DeWitt MacKenzie expresses hope that the Russian language was not being neglected in America but doubts that very many Americans had an abiding desire to learn it. A hot war growing out of the cold war would require Americans to know more of the Soviet Union. The tendency to play ostrich regarding the evils of Communism was disappearing. The country had tried to avoid discussing the facts to avoid Communism spreading among the people and to avoid friction with Russia. There was a growing feeling, however, that the way to combat an evil was to learn all there was to know about it, and so, increasingly, Communism was being discussed in the classrooms of universities and high schools.

While there was the risk on occasion that a Communist sympathizer might be teaching the subject and thus push it in a propagandistic manner, it had been Mr. MacKenzie's experience that such sympathizers always found a way to propagandize the subject anyway, even if taboo.

The true facts had to be obtained from the U.S. Government, as they would not come from behind the iron curtain. He advises to learn to speak Russian if the reader wanted to do so. "If a lot of us know the language we shall be prepared to co-operate with Russia one day when Bolshevism is as dead as old Marley." At that point, he imagines, they would call it "'one world'".

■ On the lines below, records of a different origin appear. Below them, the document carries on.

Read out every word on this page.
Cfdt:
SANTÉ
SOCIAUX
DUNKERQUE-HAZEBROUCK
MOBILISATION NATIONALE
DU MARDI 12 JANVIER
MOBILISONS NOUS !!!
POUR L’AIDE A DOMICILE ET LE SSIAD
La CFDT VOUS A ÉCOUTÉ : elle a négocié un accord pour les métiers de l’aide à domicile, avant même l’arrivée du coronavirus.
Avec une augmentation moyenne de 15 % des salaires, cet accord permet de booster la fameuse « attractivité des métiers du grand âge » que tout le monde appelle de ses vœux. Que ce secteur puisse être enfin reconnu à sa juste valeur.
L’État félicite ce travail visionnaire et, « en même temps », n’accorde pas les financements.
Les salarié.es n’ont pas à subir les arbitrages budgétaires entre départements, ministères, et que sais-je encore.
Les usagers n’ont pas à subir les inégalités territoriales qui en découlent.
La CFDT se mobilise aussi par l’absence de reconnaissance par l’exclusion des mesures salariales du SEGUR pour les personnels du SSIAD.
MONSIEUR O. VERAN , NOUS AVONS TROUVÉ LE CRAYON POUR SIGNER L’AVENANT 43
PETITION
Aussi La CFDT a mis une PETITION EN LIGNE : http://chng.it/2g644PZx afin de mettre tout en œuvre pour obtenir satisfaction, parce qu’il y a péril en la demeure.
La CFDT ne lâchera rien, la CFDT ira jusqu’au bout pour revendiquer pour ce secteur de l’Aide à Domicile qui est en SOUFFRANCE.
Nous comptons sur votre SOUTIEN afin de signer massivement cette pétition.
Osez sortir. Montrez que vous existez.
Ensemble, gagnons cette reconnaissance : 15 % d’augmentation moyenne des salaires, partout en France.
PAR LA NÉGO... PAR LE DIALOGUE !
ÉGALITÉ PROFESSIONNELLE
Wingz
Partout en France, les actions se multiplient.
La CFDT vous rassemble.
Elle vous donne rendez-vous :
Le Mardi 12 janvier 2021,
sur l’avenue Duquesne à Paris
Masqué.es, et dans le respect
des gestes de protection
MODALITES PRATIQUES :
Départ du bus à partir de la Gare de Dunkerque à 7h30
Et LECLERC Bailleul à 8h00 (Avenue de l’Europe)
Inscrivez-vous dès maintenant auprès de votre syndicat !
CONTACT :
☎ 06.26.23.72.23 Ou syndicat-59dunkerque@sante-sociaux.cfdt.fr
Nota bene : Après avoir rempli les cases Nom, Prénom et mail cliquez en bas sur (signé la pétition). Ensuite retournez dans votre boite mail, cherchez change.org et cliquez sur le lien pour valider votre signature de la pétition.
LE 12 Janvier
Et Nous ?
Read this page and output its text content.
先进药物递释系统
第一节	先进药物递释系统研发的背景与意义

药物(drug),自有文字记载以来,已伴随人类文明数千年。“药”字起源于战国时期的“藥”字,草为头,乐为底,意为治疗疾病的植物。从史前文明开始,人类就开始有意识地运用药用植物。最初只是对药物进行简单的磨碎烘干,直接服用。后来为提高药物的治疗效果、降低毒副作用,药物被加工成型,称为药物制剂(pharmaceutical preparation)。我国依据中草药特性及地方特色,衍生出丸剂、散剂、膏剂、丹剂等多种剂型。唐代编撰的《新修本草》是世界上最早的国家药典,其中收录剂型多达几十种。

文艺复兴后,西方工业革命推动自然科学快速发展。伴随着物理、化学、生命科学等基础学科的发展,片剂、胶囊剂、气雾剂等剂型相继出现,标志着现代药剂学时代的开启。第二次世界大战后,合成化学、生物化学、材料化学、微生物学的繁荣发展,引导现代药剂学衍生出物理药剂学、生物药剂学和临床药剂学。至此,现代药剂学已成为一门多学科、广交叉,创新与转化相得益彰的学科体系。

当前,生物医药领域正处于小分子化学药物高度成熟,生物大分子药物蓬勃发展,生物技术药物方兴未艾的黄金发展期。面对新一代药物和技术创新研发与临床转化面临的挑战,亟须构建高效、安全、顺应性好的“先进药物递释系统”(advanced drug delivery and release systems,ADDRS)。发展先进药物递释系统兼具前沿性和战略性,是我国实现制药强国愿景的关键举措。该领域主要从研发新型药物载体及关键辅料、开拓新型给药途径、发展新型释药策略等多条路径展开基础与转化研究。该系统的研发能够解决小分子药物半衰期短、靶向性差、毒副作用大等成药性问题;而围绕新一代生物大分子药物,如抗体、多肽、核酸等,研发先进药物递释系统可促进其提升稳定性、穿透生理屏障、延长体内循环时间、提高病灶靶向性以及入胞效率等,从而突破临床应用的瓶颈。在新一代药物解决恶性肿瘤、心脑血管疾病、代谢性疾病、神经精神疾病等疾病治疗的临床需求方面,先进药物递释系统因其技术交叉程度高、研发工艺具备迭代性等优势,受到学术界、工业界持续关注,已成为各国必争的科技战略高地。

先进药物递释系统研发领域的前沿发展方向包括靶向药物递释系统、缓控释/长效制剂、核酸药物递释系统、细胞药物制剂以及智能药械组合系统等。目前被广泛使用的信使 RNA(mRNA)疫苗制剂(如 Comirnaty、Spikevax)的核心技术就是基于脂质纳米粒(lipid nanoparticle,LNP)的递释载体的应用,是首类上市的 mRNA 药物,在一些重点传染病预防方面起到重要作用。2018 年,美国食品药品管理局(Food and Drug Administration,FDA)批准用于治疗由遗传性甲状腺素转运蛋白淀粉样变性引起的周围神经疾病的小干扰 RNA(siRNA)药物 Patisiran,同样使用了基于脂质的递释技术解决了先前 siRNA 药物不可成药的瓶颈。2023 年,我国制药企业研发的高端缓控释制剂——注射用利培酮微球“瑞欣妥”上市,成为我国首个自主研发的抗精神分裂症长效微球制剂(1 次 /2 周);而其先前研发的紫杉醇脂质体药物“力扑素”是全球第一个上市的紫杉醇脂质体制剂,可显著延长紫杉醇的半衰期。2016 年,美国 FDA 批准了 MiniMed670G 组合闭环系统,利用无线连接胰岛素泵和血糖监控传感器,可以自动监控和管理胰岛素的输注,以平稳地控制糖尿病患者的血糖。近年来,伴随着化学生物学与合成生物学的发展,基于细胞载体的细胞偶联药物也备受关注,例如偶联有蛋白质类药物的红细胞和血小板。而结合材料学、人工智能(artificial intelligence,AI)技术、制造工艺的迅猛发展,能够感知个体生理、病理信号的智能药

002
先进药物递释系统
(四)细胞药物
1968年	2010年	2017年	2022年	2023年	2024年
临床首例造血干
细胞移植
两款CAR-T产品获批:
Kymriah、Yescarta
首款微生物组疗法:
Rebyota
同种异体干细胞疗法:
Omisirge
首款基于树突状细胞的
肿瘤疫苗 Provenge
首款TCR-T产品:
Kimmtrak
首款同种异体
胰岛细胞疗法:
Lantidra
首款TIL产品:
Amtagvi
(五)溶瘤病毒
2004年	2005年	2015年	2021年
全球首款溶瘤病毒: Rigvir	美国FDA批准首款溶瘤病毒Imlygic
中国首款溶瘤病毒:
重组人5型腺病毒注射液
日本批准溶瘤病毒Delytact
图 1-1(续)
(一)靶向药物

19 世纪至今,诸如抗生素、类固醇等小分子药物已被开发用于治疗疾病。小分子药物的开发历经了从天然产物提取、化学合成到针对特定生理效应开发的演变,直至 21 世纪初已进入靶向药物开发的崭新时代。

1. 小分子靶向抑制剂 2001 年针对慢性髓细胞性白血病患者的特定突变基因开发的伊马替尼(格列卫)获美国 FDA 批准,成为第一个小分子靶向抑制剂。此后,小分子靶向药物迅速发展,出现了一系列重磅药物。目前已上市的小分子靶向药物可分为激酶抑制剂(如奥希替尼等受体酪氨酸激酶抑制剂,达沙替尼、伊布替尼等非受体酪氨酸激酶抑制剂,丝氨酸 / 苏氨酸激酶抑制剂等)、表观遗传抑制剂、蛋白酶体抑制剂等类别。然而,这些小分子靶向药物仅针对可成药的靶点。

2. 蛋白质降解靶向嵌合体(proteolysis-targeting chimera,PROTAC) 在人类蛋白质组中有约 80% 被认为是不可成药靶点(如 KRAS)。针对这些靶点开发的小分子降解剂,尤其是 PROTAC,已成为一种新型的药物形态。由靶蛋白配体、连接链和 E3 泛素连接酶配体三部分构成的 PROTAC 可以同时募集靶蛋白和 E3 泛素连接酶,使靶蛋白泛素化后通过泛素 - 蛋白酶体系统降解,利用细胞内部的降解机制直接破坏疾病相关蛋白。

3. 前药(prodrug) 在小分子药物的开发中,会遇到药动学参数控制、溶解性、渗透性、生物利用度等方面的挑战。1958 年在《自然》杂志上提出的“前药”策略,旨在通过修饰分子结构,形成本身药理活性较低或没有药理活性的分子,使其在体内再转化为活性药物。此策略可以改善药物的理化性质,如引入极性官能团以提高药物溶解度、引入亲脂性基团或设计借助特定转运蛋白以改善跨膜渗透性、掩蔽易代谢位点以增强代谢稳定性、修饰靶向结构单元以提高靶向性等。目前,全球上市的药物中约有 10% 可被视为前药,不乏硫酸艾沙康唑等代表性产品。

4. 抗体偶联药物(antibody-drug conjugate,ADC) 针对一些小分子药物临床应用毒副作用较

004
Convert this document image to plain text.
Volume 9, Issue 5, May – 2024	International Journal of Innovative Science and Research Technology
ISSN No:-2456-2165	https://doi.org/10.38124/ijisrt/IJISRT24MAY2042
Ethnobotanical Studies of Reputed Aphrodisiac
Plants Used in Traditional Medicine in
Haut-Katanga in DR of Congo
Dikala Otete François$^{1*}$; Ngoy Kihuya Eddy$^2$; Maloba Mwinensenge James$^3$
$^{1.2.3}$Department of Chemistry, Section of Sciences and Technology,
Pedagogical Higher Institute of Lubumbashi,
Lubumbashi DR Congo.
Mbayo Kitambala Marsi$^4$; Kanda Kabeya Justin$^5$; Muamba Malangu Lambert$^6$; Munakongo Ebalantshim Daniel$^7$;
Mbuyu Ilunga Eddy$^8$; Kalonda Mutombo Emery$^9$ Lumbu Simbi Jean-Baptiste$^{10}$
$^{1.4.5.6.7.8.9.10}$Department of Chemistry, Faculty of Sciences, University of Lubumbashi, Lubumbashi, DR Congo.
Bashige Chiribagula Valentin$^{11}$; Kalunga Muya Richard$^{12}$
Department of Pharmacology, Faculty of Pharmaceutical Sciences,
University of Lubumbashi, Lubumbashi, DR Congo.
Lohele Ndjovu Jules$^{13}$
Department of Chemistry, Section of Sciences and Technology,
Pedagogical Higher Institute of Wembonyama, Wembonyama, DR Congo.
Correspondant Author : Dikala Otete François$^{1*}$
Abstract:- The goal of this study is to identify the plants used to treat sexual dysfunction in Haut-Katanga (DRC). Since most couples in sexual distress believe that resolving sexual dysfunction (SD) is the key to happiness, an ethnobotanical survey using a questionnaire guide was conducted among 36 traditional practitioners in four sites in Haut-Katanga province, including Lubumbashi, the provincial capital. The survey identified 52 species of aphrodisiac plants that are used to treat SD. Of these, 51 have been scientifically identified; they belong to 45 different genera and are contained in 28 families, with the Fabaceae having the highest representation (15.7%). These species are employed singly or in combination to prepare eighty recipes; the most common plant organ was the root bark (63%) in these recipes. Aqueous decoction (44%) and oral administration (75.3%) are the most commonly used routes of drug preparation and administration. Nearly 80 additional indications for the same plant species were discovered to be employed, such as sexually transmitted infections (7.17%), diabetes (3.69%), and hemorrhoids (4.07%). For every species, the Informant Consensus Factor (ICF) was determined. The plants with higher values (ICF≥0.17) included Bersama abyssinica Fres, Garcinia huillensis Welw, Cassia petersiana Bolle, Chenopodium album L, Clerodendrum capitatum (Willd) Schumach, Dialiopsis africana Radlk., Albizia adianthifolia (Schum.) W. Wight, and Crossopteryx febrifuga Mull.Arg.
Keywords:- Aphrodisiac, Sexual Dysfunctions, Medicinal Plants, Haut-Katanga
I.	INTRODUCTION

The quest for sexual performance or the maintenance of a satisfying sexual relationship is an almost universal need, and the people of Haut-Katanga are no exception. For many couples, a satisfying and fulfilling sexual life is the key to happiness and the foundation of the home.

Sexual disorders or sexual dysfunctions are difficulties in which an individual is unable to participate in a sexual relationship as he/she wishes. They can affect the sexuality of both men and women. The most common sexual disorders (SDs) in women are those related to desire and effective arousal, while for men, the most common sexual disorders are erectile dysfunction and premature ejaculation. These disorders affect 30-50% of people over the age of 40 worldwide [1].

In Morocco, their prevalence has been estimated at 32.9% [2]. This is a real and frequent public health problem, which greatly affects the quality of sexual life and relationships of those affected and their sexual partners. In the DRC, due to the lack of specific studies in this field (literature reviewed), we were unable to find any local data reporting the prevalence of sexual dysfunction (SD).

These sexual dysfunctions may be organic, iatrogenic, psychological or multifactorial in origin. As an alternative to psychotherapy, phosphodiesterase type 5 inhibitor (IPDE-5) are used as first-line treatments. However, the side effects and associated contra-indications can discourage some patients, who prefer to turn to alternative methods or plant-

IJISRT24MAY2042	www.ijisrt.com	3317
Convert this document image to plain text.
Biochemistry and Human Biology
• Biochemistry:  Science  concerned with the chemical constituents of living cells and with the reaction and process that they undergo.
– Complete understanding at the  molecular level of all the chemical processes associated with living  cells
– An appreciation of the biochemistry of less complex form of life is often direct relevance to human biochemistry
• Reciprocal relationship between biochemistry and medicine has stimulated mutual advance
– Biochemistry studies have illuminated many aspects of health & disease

Joseph Alsop, in London, discusses Britain's desire to form an Anglo-American alliance to replace the "Pax Britannica" of the nineteenth century. Evidence of this notion was found in the fact that Britain had voluntarily agreed that if a war came, the U.S. could name its own commander for the Western Alliance to replace Field Marshal Montgomery, who had been named to the post with French acquiescence. Another fact supporting the premise was that the British had invited the U.S. to form a trusteeship in Tripolitania and establish a base at Cyrenaica, strengthening the Anglo-American partnership in the Mediterranean. The U.S. had initially reacted coldly to the proposition, but it might yet come to pass.

Regardless, the British intention was clear. Another such cooperative venture was the recent Pandora operation, designed to test long-range strategic bomber effectiveness by the combined air forces of Britain and the U.S. British and U.S. planners were also actively going back and forth between the two capitals.

A formal commitment to the North Atlantic Pact would go far in assuring security to Europe. Mr. Alsop expresses the hope that the leaders of both nations, however, would explicate more thoroughly the rather amorphous process taking place.

A letter from several polio victims and family members of victims thank the community for helping to make the March of Dimes campaign a success and thank the March of Dimes for the treatment it had provided.

A letter writer comments adversely regarding an ad placed by trucking companies which had claimed that they paid more than half of the the cost and upkeep for the highways. They also claimed that they proceeded safely. He begs to differ with both points, and asserts that the trucks were causing the highways to break apart, that the companies therefore ought either build their own roads or pay for the entire cost of upkeep on existing roads.

A letter writer finds amusing a Tom Fesperman piece on potatoes, which had appeared February 10. He thinks a potato entirely of skin ought be cultivated if that was where most of the nutrients were. The 100 million bushel surplus of potatoes would have been consumed had the price been 75 cents rather than $3 or more per bushel. Given that five times as many potatoes could be raised per acre as wheat, the farmers, he says, had gotten wise when the Government placed the price support under potatoes at the same level as wheat, and so had raised as many potatoes as they could without regard to the market. That, in turn, made all farm produce scarce.

Whatever you called them, "taters", "tatoes" or "pertaters", and however one spoke of "kivering" them—presumably from the frost on Mars—, he advises remembrance of the lines:

Let's be jovial, fill our glasses. Madness 'tis for us to think
How the world is ruled by asses, and the wise are swayed by chink.